Das Eiserne Kreuz! Wie leuchteten Gebhards Augen und welcher Glanz kam über das Gesicht der jungen Frau! Sie atmete tief auf. Nie konnte jetzt mehr die alte Reue sie überfallen, nie durfte irgend jemand an seiner Ehre zweifeln. Als ein treuer, tapferer Held, der das Schwerste auf sich genommen hatte, stand ihr Mann vor Gott und der Welt, und ihre eigene Schwachheit hatte seiner Ehre nicht geschadet. Mächtig wuchs ihr Verlangen nach ihm, wie wollte sie ihn lieben und pflegen und glücklich mit ihm sein!

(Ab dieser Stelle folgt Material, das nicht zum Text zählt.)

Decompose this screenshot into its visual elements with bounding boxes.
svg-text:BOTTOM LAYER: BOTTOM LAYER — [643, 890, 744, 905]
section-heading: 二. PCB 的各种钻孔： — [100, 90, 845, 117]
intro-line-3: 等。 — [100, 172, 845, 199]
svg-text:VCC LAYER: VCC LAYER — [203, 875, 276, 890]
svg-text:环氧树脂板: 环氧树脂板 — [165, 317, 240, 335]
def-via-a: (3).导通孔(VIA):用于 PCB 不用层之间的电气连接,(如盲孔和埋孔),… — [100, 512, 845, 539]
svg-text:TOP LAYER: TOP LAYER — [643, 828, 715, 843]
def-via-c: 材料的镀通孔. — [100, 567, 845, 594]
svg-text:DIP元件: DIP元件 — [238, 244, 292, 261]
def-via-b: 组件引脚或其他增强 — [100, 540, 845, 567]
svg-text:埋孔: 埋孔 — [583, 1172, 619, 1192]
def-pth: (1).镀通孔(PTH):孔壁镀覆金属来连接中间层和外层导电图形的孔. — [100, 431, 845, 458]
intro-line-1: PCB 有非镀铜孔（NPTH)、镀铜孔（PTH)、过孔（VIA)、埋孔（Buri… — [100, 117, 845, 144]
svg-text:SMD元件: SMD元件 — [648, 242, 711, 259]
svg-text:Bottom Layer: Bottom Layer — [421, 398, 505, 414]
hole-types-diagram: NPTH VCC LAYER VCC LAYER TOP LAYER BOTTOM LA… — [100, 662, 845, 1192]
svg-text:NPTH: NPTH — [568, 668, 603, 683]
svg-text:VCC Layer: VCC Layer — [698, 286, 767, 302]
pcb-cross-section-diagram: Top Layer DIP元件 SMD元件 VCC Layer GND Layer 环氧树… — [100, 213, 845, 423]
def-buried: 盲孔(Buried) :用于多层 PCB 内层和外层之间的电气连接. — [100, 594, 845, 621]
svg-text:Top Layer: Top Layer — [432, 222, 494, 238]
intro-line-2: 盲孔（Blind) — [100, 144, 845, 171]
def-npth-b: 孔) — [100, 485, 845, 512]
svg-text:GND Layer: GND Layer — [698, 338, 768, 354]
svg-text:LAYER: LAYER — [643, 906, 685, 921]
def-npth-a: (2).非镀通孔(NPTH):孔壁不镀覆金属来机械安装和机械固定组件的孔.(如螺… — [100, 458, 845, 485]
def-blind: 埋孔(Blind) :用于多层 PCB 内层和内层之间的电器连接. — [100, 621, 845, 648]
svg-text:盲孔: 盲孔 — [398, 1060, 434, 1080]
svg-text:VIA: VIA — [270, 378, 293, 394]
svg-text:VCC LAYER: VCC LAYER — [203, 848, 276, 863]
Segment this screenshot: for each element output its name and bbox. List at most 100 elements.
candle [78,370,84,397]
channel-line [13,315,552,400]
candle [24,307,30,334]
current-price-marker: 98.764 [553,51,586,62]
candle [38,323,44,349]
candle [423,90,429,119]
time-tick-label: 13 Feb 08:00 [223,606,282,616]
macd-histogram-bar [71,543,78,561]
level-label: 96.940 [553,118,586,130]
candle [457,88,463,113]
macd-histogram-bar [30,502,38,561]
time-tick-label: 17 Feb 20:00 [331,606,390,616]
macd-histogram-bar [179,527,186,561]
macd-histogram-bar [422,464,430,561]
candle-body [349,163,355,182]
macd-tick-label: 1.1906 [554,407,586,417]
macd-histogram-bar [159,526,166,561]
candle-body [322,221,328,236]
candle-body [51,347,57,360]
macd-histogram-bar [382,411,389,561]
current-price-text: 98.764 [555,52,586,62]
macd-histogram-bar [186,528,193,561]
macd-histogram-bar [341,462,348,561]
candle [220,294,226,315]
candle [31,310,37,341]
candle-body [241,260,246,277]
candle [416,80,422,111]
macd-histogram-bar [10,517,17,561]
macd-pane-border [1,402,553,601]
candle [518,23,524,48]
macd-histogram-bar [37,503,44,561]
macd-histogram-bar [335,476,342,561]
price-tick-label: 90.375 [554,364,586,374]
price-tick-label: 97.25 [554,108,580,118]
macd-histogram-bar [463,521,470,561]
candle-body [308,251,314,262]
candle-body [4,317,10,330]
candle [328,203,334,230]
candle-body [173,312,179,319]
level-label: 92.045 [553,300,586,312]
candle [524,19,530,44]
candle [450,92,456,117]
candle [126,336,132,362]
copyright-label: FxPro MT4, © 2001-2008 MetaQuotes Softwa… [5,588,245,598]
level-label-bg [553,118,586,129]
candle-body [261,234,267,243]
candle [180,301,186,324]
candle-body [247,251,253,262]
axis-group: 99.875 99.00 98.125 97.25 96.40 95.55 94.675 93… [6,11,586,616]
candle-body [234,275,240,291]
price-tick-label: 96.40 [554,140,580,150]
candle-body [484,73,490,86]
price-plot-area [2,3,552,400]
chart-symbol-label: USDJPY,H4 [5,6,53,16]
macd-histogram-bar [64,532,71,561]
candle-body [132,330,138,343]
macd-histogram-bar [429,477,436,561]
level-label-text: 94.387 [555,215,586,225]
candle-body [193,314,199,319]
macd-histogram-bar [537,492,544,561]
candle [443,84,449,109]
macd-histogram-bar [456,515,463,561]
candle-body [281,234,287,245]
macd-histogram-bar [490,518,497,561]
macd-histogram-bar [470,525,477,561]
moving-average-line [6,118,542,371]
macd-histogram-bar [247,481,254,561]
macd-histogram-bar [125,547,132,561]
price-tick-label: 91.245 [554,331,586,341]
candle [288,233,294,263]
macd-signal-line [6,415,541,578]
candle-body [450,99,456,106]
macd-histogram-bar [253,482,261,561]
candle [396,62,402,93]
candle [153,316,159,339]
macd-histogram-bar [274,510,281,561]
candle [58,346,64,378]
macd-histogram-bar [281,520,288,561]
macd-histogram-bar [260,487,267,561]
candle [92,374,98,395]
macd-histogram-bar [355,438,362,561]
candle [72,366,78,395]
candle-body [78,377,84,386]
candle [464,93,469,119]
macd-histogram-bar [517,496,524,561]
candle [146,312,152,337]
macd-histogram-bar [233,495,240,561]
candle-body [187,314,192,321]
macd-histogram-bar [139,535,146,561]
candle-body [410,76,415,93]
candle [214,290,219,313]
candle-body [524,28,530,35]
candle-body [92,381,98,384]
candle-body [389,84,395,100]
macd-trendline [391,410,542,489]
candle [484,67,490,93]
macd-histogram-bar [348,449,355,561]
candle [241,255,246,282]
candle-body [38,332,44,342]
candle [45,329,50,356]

"Wie heißt es in dem Brief? Bald darf ich reisen. Was heißt bald? Komm, wir müssen die Großmutter fragen; und an meinen Bruder muß ich schreiben, gleich jetzt, komm Gebhard, komm!"
Hand in Hand, in einer gleichen, großen Freude eilten sie hinaus, die
Großmutter aufzusuchen. Im Wohnzimmer war sie nicht zu finden, nur die
Kleine saß da, im niedrigen Kinderstühlchen; neben ihr Grete, die ihr
das Abendsüppchen gab. Im Augenblick kniete Helene neben dem Kind.
"Gebhard, wir müssen es dem Jüngferlein auch sagen, daß der Vater kommt.
Hörst du, Jüngferlein? Sag: Papa!"
"Mam-ma!" rief die Kleine.
"Papa," wiederholte die Mutter, "Papa," bat Gebhard, "Papa" sagte Else vor. Verwundert, schaute das Kind von einem zum andern, spitzte endlich das Mäulchen, machte sichtlich eine große Anstrengung und rief—"Mama!" Da lachten alle zusammen.
Frau Dr. Stegemann war nebenan und hörte das Lachen; hell und fröhlich klang die Stimme der jungen Frau, die sie vor kurzem aufgelöst in Tränen verlassen hatte.
"O Jugend!" sagte die Großmutter vor sich hin; aber ihr ernstes Gesicht erheiterte sich. "Es ist gut so. Komm nur, mein armer Blinder, es gibt doch noch Herzensfreude für dich. Gottlob, dies Lachen hörst ja auch du, so gut wie wir, und viele innige Worte der Liebe wird dir deine Frau zuflüstern, die nur du hören wirst!"
Zehntes Kapitel.
An diesem Nachmittag, als Gebhard in das Lazarett ging, um den Soldaten abzuholen, der eine letzte Probe mit Leo, dem geschulten Sanitätshund, abhalten wollte, begleitete ihn Helene. Auf dem Weg vertraute sie Gebhard an, daß sie nicht nur wegen des Hundes mit ihm ginge. Nein, sie hatte vor, den Verwundeten zu besuchen, der durch Granatsplitter um seine Augen gekommen war. Es graute ihr vor seinem Anblick, aber sie wollte sich daran gewöhnen, ehe der Vater kam. So gingen sie miteinander vor die Stadt hinaus nach dem Lazarett und sie betrat es mit Bangen.